Justice Amy Coney Barret sided against the other well-known conservative justices in the 5-4 votes, joining Justices Samuel Alito, Sonia Sotomayor, and Elena Kagan in an opinion that a stay should be granted against the lower court’s order, allowing Biden’s policies to be reinstated until a full decision was reached.
The justices, however, approved to fast-track oral arguments on the case following a suggestion by the Solicitor General to consider the application as a petition for certiorari.
Accordingly, “the case will be set for argument in the first week of the December 2022 argument session.”
The parties concerned have been directed to prepare arguments to answer if the involved states have legal standing to challenge the DHS directive and whether the guidance was in violation of key federal laws.
The policy in question was instituted in September 2021 by DHS Secretary Alejandro Mayorkas through a directive to border patrol agents.
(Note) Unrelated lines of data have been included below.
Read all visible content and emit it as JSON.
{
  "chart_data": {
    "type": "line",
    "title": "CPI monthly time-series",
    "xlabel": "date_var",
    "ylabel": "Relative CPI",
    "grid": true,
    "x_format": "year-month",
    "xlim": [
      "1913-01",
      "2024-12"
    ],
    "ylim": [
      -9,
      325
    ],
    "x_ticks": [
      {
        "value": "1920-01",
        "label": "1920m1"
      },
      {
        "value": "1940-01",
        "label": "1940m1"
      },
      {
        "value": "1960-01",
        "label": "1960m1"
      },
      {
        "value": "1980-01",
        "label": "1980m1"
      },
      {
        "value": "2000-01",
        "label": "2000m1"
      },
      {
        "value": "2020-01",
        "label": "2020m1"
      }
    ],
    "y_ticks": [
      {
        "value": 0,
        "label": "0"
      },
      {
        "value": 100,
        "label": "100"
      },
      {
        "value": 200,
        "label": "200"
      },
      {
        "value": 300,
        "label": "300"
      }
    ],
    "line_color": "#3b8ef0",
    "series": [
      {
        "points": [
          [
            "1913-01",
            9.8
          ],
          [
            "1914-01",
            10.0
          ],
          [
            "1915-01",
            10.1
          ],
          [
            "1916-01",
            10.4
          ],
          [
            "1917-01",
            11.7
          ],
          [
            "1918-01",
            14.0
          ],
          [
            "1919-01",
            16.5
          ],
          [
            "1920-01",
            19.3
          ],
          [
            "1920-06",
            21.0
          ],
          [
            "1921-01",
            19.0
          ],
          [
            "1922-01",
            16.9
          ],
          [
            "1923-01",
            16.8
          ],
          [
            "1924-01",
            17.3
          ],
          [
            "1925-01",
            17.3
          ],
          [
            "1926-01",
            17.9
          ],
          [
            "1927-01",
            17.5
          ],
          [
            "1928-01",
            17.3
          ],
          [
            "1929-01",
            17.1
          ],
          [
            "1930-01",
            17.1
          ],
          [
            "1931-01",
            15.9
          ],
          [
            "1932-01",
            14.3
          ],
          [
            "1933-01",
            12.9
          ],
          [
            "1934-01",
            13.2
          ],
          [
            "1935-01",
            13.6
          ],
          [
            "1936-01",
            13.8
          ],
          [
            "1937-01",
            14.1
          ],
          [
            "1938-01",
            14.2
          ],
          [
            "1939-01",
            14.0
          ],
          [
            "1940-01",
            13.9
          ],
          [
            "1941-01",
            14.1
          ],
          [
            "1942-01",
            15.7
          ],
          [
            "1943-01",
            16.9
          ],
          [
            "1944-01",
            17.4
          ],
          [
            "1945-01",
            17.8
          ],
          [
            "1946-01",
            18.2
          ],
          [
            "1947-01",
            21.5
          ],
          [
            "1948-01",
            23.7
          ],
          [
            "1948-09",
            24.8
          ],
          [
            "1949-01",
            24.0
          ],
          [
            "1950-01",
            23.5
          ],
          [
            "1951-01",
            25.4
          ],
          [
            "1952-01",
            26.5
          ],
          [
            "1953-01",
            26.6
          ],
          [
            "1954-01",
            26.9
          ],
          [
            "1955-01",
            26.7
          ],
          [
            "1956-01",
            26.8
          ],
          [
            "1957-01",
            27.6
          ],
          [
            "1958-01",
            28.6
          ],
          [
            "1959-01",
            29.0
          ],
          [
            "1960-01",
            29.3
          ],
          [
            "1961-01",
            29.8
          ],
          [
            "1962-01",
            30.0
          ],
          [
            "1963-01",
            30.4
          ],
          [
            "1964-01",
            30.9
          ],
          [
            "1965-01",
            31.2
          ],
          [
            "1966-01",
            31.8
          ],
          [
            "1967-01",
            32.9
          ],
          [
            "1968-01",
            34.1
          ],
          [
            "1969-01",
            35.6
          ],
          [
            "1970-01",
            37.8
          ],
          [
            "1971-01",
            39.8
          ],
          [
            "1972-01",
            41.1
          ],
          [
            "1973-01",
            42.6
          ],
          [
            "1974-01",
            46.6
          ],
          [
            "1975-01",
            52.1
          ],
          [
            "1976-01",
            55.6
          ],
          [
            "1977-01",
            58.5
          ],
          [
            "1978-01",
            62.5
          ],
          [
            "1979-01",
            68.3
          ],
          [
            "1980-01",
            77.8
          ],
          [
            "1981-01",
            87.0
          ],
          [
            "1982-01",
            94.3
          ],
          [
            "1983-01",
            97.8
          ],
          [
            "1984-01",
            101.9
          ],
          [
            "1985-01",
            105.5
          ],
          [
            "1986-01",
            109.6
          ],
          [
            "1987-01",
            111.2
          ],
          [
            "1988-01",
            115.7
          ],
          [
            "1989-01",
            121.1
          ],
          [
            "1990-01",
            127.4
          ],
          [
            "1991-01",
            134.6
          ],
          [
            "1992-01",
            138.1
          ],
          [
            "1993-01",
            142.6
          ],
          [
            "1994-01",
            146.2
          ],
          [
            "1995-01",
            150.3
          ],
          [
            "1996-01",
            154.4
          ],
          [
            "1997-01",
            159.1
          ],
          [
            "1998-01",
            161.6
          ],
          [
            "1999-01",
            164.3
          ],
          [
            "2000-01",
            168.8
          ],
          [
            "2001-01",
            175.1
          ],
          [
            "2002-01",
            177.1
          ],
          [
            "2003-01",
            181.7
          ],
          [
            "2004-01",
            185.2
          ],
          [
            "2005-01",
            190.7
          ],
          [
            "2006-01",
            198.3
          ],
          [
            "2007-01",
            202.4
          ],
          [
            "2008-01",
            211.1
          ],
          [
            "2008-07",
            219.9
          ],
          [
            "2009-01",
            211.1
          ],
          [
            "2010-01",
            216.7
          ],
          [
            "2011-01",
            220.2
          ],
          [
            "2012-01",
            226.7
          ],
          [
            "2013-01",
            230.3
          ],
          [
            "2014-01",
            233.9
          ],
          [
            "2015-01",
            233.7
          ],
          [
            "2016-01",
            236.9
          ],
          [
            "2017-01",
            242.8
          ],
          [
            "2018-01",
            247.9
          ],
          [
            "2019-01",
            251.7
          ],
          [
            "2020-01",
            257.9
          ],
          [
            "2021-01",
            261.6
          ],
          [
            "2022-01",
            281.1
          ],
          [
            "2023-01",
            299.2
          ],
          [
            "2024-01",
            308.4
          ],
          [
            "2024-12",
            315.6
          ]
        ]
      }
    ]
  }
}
The guidance advocated for agents to use a loose evaluation of immigrants before taking enforcement action, allowing some immigrants with criminal records to stay in the country. The Biden administration said this would focus department resources on the most dangerous of criminals, taking a strain off the department’s limited resources. The memo states that the fact that an immigrant is “a removable noncitizen” should not be the only criteria that is used to open an “enforcement action” which includes deportation.
The discretionary directive outlined in the memo allows for border patrol to ignore existing criminal records. According to the lower court’s ruling, it also ignored the federal laws currently in place which govern how illegal immigrants are to be processed.
Mayorkas has defended the policy as necessary for “national security, public security, and border security.”
The decision was initiated by Louisiana and Texas, who sued the federal government for violation of the Administrative Procedure Act saying that the directive burdened the states to deal with the crisis that the federal government had caused.
“It would be particularly troubling to allow applicants a free pass to ignore Congress’s commands under current circumstances because the facts show the problem is, at least in part, self-inflicted,” the lawsuit stated.
Texas Federal Judge Drew Tipton ruled in favor of the states on June 10. In his ruling, Tipton placed a stay on his order, which expired on June 25 before the federal government could complete an appeal. In the aftermath of this expiration, the DHS signaled they would widen their arrest prioritizations to comply with Tipton’s order.
On July 6, a New Orleans appellate court refused to block the order, leading to the appeal before the Supreme Court.